I shrugged into the resulting ringing silence.

After all that, the rest was an anti-climax. Greta produced two lines of distant appeal – ‘Dear Bethan, please get in touch. I can’t help without more info’ – and it occurred to me, in a snarl of anger, that I had been summoned all the way down to London for this.

I changed it to ‘Bethan A – don’t be afraid – to help I need to know more about you’ and there was some pointless toing and froing (‘Are you suggesting that she should be afraid?’ I snapped at Greta after she had resisted this minor point for a good ten minutes) but in the end the resulting text was something we could both live with.

They also wanted to publish my picture, and as Greta talked, I realized that this was the one good idea that she was likely to have. A picture would give Bethan someone she could connect with. They suggested using the one from the school website, which cast my rather bent nose into unattractive relief, but I had a better idea – Lily dabbled in amateur photography, and could take a black and white one especially for this purpose. I have always found my school photo a little corpse-like, and the death’s head grin I wore wasn’t likely to encourage confidence.

‘There’s nothing wrong with that photo,’ observed Martin, with a gallantry that verged on the confrontational. ‘I like it.’

My heart lifted its head fractionally from where it lay in the basement of my ribcage.

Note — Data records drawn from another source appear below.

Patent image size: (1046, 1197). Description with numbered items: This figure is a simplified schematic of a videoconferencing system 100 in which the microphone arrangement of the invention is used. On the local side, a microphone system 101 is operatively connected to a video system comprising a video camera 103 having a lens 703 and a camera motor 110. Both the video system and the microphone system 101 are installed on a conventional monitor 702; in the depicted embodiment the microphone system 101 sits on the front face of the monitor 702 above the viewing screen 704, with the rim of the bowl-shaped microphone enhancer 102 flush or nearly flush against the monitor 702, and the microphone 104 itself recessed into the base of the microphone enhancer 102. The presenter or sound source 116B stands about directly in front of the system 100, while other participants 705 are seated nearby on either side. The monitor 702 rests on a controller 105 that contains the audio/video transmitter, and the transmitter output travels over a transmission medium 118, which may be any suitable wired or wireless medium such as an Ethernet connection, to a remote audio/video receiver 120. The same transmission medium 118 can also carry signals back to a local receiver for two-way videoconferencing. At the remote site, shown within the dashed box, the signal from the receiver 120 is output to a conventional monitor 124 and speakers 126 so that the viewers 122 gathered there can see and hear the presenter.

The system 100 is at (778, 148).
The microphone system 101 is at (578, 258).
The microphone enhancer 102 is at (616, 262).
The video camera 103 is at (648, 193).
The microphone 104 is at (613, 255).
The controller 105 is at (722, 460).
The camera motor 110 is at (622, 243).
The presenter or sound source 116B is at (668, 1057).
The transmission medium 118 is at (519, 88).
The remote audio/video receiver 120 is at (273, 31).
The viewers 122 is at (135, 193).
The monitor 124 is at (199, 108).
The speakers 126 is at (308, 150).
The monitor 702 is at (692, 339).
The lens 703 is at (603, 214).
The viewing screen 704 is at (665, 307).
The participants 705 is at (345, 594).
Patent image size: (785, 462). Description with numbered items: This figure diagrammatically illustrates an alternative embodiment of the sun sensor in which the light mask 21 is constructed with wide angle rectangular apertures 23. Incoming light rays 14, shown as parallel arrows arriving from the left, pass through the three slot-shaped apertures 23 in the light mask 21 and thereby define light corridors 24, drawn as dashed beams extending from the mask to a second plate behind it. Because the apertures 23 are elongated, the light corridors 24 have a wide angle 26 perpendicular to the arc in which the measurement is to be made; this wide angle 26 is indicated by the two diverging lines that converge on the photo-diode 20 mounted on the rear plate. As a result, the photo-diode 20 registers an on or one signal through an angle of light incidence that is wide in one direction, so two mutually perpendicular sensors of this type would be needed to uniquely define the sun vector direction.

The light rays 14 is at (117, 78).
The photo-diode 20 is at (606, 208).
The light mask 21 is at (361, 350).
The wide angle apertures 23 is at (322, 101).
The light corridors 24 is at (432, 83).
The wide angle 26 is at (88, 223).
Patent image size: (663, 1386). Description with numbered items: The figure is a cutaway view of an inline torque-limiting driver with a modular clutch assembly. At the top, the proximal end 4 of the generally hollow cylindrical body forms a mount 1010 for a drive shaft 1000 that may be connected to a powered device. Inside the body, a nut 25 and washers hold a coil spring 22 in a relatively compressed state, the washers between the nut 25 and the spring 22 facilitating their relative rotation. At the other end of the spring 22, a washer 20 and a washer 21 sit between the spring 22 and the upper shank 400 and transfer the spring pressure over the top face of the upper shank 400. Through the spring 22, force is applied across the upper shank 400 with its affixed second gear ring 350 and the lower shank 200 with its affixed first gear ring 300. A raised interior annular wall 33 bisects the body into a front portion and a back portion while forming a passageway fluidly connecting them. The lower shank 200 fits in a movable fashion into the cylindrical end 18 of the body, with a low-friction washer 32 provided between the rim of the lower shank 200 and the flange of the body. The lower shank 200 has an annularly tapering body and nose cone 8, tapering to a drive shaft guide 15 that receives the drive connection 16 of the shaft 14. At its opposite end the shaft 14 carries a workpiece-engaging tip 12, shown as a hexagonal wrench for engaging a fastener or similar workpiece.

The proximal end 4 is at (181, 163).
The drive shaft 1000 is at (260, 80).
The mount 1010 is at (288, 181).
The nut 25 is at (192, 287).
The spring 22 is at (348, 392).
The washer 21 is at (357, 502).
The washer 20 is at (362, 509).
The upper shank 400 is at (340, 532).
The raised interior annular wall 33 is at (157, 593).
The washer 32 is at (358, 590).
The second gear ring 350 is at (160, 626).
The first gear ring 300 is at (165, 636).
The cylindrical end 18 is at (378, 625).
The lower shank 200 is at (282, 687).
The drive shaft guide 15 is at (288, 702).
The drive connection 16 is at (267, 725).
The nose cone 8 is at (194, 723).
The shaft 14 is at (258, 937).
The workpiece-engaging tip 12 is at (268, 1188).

But by the end of the interview, after my initial lively annoyance, I had sunk into a kind of low funk, and I wanted out; away from her, away from him. How foolish of me to think that I would ever escape the low looming shadow of my past, that in any case where it mattered I would ever be taken seriously. And yet, while I sulked as Greta fired off the email with the approved text and Martin stirred to stand up out of his cheap office chair, I could not repent embarking on this journey. Wherever Bethan Avery was, her own misery was greater than mine.

After Greta’s fulsome and false goodbyes, I trudged after Martin back past the twin gorgons at the reception desk and into the lift to the car park. He was silent and thoughtful, and I could feel the mortified blush rising in my cheeks.